Future-Proofing Your Vector Store
RAG isn’t going away. But the tools will evolve. Right now, most systems use dense vectors - long arrays of numbers. Soon, we’ll see sparse vectors, hybrid models, and even neural indexing. But the core won’t change: meaning matters more than keywords. Start with a simple setup. Use FAISS to test. Move to pgvector or MongoDB if you need persistence. Use AWS Bedrock if you need enterprise controls. But always test with real data. Real questions. Real users. The best vector store isn’t the one with the most features. It’s the one that answers your users’ questions - accurately, quickly, and without you having to think about it.What’s the difference between keyword search and vector search in RAG?
Keyword search looks for exact word matches - like finding documents with the word "invoice." Vector search finds meaning. If you ask "How do I get my payment?" it might return documents saying "check processing status" or "track your refund," even if those exact words aren’t in the query. It’s based on how similar the meaning is, not the wording.
Do I need a separate database for vector storage?
Not necessarily. You can use a dedicated vector database like Pinecone or Weaviate, or you can add vector search to your existing system. PostgreSQL with pgvector lets you store vectors alongside your tables. MongoDB has built-in vector search. The choice depends on your current stack. If you’re already using one of these, start there. Don’t overcomplicate it.

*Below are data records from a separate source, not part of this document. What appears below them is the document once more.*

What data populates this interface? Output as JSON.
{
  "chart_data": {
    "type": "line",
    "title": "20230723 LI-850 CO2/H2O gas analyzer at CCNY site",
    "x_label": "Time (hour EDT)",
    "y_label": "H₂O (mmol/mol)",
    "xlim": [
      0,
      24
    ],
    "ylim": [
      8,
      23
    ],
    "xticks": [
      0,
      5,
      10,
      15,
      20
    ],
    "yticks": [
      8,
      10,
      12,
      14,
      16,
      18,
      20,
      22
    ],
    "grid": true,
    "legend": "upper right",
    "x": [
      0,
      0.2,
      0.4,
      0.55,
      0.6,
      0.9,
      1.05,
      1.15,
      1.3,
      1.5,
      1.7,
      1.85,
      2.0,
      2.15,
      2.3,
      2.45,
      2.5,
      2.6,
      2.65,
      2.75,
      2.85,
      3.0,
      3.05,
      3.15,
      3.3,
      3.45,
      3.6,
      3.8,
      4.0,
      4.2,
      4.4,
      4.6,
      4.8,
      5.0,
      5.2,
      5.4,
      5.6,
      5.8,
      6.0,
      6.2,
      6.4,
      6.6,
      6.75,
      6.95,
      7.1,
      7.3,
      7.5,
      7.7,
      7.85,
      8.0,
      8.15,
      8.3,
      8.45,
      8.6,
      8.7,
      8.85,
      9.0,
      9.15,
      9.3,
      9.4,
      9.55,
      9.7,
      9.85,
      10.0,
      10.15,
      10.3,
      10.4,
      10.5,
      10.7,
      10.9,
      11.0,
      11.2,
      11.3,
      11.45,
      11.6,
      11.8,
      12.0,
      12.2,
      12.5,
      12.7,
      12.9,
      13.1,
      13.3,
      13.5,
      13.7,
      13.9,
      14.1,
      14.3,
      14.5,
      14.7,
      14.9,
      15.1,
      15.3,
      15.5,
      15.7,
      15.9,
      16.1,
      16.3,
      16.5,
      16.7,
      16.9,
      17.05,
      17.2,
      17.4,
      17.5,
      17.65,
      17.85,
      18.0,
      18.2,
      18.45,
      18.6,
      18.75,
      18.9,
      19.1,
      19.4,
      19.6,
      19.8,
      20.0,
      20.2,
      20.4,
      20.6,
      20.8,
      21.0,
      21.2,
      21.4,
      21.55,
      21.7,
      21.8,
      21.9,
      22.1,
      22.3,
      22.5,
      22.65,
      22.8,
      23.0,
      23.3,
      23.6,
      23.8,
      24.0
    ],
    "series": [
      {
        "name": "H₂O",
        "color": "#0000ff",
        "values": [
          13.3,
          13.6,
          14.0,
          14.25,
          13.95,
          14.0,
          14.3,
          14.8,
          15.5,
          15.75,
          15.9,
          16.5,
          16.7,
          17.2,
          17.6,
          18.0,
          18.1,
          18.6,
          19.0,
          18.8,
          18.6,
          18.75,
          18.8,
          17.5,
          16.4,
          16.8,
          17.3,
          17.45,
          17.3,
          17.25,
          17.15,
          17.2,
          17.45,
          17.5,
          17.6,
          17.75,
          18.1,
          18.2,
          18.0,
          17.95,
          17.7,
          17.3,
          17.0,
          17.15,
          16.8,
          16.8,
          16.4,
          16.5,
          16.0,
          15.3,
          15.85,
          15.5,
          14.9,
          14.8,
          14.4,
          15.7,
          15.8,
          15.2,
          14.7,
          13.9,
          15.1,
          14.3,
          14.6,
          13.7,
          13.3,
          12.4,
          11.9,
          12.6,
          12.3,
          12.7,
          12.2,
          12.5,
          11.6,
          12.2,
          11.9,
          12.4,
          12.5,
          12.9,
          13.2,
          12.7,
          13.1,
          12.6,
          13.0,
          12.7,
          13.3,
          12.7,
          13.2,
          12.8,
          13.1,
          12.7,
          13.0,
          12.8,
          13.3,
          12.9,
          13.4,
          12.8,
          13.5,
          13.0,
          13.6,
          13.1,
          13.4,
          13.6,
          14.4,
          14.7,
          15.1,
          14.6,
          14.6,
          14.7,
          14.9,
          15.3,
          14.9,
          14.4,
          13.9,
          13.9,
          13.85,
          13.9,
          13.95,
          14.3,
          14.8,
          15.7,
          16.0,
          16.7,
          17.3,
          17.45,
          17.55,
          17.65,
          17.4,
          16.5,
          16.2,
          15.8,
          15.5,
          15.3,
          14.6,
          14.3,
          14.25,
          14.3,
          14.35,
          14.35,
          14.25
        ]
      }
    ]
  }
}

Can vector stores handle multilingual data?
Yes - if you use the right embedding model. Models like Hugging Face multilingual e5 a cross-lingual embedding model trained to align meanings across 100+ languages can turn text from English, Spanish, or Japanese into vectors that live in the same space. That means a query in one language can retrieve relevant content in another. This is crucial for global companies.
How often should I re-index my vector store?
Whenever your data changes. If you update your knowledge base daily, re-index daily. If it’s monthly, do it monthly. The key is automation. Set up a cron job or a pipeline trigger. Never rely on manual updates. Outdated vectors lead to wrong answers - and that breaks trust.
Is FAISS good enough for production?
FAISS is excellent for testing, prototyping, or small internal tools. But it’s not designed for production use. It doesn’t handle user access, scaling, backups, or concurrent queries well. If you’re building something for real users - especially outside your team - move to a managed solution like pgvector, MongoDB, or AWS Bedrock. FAISS is a tool, not a platform.
If you’re just starting with RAG, focus on one thing: getting the retrieval right. The LLM will handle the rest. Build your vector store carefully. Test it with real questions. Iterate. And remember - the best AI doesn’t know everything. It just knows how to find what it needs.